El gobierno de República Dominicana enfrenta un retroceso en el superávit primario (cuando los ingresos superan los gastos) y un aumento en las presiones fiscales debido al impacto de los subsidios a los combustibles, mientras se sostiene el crecimiento económico y aumentan los riesgos inflacionarios.
Así lo señala el último informe de la financiera inglesa Emerging Finance (EMFI) sobre la situación macroeconómica del país.
Durante el primer trimestre de 2026, República Dominicana registró un superávit primario de apenas 0.20% del Producto Interno Bruto (PIB), cifra que representa una caída frente al 0.75% informado en el mismo periodo del año anterior.
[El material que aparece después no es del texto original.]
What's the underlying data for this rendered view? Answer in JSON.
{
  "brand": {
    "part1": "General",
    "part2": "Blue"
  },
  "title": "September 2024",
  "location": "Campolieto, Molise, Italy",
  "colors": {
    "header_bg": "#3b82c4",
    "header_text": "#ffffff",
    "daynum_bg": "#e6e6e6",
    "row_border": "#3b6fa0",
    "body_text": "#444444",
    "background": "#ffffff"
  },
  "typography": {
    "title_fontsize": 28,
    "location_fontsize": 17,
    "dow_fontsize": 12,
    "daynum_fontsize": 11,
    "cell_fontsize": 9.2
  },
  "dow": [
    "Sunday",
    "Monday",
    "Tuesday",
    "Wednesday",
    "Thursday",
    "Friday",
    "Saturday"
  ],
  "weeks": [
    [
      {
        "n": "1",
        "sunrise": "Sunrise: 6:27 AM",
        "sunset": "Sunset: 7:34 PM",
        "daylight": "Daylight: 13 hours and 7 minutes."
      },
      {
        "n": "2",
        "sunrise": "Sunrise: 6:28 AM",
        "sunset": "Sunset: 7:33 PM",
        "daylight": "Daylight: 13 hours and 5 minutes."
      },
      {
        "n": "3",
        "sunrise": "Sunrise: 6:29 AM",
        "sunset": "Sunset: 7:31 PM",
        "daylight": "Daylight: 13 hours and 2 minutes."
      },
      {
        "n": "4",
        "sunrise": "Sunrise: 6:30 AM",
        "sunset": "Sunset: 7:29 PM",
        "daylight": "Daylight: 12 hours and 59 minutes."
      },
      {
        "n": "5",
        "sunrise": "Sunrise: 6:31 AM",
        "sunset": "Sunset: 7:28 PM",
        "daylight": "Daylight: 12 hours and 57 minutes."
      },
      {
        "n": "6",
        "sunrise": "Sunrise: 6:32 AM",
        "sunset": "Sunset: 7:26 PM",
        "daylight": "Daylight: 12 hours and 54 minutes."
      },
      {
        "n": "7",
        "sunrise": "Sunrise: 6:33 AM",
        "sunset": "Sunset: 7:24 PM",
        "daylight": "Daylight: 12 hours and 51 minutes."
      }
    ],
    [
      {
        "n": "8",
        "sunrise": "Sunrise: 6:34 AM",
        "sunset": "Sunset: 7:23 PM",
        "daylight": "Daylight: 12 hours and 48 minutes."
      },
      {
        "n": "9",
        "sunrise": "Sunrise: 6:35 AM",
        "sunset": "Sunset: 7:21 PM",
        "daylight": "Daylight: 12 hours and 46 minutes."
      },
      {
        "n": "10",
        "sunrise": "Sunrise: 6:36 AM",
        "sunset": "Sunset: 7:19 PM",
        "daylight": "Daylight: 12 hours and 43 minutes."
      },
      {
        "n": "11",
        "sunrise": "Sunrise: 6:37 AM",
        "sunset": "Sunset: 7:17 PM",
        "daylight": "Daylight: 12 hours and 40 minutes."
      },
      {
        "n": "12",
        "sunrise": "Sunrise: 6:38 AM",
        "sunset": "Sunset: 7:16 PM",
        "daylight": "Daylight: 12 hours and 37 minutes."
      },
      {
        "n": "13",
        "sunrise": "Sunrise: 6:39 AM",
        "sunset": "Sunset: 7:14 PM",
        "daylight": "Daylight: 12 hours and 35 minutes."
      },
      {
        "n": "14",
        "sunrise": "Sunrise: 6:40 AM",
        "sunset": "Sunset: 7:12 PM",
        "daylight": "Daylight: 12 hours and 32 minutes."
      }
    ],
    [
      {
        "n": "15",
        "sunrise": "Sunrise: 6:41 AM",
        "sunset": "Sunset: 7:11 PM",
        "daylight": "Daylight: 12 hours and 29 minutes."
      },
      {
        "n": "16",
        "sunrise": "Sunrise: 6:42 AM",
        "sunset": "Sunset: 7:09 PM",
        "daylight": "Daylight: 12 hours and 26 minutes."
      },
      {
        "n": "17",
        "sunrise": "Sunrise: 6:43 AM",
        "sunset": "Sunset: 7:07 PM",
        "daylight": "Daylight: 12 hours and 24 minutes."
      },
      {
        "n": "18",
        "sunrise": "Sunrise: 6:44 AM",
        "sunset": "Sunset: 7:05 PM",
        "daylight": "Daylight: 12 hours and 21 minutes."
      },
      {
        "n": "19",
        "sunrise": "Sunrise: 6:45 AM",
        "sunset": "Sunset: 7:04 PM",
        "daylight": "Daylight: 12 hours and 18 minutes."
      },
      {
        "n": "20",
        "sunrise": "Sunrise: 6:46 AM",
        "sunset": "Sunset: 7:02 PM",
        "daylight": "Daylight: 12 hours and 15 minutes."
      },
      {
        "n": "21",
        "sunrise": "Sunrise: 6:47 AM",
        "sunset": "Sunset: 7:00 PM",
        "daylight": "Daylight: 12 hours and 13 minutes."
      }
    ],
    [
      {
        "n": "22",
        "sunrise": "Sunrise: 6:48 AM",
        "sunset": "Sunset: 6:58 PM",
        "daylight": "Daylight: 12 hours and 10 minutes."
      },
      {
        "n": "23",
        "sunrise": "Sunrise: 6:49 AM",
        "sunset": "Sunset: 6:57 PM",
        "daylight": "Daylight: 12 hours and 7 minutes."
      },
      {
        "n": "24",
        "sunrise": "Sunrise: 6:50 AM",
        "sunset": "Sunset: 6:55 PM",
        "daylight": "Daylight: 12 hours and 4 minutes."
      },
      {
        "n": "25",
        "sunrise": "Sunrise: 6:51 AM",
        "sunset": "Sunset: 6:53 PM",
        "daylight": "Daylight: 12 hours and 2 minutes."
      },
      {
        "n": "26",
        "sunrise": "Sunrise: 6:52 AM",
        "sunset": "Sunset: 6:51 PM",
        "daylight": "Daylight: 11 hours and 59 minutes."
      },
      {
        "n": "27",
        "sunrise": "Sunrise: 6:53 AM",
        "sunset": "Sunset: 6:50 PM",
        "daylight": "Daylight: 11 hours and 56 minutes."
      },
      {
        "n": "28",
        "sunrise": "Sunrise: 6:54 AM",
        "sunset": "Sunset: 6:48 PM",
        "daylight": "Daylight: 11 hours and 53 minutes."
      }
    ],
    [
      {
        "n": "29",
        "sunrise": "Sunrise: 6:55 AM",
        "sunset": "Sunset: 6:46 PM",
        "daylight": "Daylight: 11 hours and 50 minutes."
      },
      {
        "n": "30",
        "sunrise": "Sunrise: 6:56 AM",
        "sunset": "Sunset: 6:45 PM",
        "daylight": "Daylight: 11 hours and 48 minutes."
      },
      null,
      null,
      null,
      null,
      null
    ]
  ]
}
De acuerdo con el documento, esta disminución no se explica por un deterioro estructural de las cuentas fiscales, sino por una discrepancia estadística, atribuida a la forma en que se registran algunas operaciones financieras estatales.
Según detalla EMFI, el ajuste fiscal implementado por el gobierno se ha enfocado en aplicar restricciones flexibles al gasto. El Ejecutivo optó por recortes en la inversión pública y una reducción de las transferencias netas al Sector Público no Financiero, como método para contener el déficit global. Esta estrategia, indica el reporte, posterga el ajuste frente a la presión ejercida por los subsidios a los combustibles, pero no resuelve el problema si la situación de precios elevados persiste.
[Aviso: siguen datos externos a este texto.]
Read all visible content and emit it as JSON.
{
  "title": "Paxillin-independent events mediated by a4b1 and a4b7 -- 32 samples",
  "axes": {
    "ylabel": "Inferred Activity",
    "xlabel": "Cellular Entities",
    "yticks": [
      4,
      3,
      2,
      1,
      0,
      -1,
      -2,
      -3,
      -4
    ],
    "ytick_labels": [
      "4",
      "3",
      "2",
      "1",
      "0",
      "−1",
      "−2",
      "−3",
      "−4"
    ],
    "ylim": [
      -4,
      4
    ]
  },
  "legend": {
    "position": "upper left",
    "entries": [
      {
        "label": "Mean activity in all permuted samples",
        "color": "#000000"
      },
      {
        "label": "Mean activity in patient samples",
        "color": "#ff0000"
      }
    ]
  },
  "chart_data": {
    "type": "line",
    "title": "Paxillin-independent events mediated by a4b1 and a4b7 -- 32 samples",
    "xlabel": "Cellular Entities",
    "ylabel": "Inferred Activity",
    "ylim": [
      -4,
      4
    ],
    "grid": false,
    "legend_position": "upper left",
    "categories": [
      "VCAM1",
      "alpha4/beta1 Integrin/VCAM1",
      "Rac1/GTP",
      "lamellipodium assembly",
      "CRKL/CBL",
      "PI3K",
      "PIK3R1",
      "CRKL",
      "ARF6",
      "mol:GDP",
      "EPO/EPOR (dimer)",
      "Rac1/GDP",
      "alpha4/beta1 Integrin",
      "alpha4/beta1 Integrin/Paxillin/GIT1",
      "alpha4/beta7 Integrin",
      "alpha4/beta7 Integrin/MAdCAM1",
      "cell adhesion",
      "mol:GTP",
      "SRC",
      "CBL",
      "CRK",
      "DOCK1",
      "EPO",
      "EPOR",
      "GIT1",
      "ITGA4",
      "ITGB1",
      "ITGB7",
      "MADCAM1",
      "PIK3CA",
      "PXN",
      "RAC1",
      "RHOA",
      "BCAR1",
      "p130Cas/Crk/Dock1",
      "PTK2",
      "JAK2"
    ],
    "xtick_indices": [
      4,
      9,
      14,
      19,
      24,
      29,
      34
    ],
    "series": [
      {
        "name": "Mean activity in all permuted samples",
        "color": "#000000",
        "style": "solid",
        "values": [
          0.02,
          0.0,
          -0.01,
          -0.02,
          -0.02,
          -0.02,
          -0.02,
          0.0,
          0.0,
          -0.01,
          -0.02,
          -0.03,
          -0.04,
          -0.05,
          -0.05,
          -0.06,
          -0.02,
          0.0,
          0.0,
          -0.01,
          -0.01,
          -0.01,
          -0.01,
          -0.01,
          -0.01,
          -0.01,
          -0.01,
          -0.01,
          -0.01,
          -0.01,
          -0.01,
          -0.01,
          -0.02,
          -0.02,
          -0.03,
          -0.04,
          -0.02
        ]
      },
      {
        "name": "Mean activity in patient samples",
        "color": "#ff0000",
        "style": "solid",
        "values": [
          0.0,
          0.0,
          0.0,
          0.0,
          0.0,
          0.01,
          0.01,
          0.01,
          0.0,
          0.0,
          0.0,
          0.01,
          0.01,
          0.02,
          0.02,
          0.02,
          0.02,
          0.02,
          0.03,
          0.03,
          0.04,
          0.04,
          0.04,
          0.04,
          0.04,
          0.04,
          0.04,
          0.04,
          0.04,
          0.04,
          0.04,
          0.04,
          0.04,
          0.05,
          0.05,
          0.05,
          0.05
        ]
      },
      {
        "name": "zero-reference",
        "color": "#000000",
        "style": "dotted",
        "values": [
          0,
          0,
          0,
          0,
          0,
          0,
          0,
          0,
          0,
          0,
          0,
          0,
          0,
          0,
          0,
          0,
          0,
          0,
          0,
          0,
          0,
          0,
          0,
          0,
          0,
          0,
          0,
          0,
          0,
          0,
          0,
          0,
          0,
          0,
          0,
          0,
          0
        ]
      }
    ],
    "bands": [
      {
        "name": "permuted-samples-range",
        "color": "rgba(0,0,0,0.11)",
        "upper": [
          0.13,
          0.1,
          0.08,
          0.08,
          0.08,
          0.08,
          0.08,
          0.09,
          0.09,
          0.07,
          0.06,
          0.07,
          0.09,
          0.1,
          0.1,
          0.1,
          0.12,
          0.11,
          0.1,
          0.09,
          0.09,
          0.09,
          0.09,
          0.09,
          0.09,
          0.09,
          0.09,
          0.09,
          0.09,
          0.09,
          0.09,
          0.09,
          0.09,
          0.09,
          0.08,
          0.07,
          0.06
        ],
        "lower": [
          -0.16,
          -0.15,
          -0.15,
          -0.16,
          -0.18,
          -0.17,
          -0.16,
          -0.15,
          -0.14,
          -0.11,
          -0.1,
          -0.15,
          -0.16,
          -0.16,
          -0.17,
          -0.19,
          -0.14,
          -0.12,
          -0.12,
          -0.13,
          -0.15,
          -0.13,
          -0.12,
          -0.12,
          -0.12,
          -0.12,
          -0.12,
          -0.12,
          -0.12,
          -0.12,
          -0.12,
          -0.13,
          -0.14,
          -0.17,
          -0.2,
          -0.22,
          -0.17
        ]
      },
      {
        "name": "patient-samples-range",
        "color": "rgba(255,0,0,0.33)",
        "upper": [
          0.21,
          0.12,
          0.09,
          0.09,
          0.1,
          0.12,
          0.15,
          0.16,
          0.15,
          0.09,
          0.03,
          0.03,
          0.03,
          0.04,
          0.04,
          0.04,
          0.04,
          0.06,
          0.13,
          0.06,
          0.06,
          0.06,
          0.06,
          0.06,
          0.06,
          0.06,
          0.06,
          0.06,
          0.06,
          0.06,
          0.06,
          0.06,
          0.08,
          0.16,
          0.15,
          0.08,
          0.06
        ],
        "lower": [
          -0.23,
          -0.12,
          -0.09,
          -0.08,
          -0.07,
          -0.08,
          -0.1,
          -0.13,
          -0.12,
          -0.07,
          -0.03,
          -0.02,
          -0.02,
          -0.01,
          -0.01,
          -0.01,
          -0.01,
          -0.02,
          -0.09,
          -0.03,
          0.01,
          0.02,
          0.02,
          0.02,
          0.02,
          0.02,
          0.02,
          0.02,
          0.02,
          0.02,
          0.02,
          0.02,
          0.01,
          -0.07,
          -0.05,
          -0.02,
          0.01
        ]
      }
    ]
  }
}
El informe de EMFI resalta que los subsidios a los combustibles comenzaron a implementarse a mediados de marzo, como respuesta a la escalada de los precios internacionales del petróleo. El gasto destinado a estos subsidios alcanzó aproximadamente el 0.4% del PIB durante el primer trimestre, aunque el impacto completo se reflejará a partir del segundo trimestre del año. Los analistas advierten que si la crisis de precios se prolonga, el desbalance fiscal por este concepto podría acercarse al 0.5% del PIB, cifra que pondría en tensión la sostenibilidad de las finanzas públicas.
Por el lado de los ingresos, la recaudación fiscal aumentó. Entre enero y abril de 2026, la recaudación acumulada se ubicó en 4.17% del PIB, superando el objetivo presupuestario. El crecimiento en los ingresos se concentró principalmente en el impuesto sobre la renta y los tributos a la propiedad, mientras que otros rubros fiscales mantuvieron un desempeño estable. EMFI advierte que el aumento resulta insuficiente frente a un posible aumento sostenido en los subsidios a los combustibles, en caso de que los precios internacionales no retrocedan.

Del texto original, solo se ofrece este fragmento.